Cluster 1: Highly active
- Highly participative in the surveys with scores well above average
- Approximately 1/3 of the company 
- Never absent

Cluster 2: Standard employee
- Engage with surveys at an average level
- Approximately 1/4 of the company
- Never absent

Cluster 3: Non-survey participants
- Majority of the company
- Rarely participate in surveys hence hard to track or assess
- Never absent

3.5 2-D Cluster Visualisation

Examine explained variance using Principal Components Analysis.

In [23]:
for i in range(1,4):
    pca = PCA(n_components=i)
    pca.fit(X_scaled)
    
plt.bar(range(len(pca.explained_variance_ratio_)), pca.explained_variance_ratio_, 
        label='Individual', color='skyblue')

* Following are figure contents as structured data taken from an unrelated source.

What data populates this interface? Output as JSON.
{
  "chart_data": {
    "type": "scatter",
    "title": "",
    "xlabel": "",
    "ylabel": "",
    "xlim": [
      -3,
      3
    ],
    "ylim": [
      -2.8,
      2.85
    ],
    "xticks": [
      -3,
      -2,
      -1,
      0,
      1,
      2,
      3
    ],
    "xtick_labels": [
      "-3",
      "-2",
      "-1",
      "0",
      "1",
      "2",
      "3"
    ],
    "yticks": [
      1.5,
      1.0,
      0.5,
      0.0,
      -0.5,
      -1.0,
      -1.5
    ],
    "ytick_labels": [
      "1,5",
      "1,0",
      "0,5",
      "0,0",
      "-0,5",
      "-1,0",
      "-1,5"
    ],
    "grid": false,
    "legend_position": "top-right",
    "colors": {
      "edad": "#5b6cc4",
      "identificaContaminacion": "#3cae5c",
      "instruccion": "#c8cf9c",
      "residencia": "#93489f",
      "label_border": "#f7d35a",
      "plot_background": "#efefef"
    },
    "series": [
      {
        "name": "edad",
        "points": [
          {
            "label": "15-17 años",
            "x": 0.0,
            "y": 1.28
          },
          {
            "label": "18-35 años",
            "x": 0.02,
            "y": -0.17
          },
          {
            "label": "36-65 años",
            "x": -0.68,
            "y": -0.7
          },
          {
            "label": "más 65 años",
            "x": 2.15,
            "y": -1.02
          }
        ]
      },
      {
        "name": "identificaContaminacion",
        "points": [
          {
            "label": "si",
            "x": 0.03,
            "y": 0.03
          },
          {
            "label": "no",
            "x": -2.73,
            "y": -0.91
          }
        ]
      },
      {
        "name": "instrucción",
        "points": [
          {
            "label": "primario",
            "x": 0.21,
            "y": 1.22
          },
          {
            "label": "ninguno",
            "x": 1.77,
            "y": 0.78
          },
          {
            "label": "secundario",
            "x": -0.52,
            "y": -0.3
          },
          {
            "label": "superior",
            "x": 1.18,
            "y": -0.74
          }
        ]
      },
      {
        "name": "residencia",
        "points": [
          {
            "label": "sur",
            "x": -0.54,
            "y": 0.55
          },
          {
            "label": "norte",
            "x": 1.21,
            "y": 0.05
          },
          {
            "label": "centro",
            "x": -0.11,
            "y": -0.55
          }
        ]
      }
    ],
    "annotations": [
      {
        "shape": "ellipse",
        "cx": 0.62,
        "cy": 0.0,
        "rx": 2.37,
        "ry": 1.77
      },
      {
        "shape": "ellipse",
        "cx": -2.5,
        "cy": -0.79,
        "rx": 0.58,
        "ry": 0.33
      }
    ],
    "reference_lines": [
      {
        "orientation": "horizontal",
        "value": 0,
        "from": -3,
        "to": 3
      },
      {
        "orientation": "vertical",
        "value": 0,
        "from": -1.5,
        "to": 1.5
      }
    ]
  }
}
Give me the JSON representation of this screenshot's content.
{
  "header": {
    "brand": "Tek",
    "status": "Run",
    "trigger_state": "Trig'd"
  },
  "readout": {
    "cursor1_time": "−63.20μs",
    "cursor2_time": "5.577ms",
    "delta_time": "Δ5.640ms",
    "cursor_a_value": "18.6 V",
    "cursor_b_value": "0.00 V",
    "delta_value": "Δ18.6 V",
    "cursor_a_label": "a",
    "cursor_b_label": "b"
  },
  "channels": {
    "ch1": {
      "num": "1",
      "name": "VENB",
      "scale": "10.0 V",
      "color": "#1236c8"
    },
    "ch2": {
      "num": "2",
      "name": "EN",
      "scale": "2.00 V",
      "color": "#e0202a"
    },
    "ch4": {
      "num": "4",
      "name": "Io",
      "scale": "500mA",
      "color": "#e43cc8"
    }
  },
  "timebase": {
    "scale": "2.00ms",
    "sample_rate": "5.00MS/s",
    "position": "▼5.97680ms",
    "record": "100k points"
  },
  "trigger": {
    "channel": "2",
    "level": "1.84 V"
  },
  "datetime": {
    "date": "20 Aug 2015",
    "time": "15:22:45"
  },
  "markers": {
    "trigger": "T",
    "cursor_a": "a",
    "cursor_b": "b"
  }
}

plt.plot(range(len(pca.explained_variance_ratio_)), pca.explained_variance_ratio_.cumsum(), 
         label='Cumulative', marker='o')

plt.ylabel('Explained variance (%)', fontsize=12)
plt.xlabel('Principal components', fontsize=12)
plt.show()

Fit with 2 components for 2-D visualisation.

In [24]:
pca = PCA(n_components=2)
pca.fit(X_scaled)
X_2d = pca.transform(X_scaled)
centroids = pca.transform(km.cluster_centers_)

Plot clusters.

In [25]:
width, height = zip(*X_2d)
ratio = round((max(width)-min(width))/(max(height)-min(height)),2)
plt.figure(figsize=(10*ratio,10))

colours = ['m','b','y','g']

for i in range(len(set(y_km))):
    x = X_2d[y_km == i, 0]
    y = X_2d[y_km == i, 1]
    hull = ConvexHull(list(zip(x, y)))
    
    plt.scatter(
        x, y,
        color=colours[i],
        s=50, marker='o', 
        edgecolor='black',
        label='Cluster '+str(i+1)
    )
    
    plt.fill(
        x[hull.vertices], y[hull.vertices], 
        alpha=0.1, color=colours[i]
    )
 
# Centroids
plt.scatter(
    centroids[:, 0], centroids[:, 1],
    s=350, marker='*', c='lightgreen', 
    edgecolor='black',
    label='Centroids'
)

plt.legend()
plt.show()

Unfortunately, despite a relatively high explained variance with two components, the cluster boundaries are difficult to visualise in 2-D.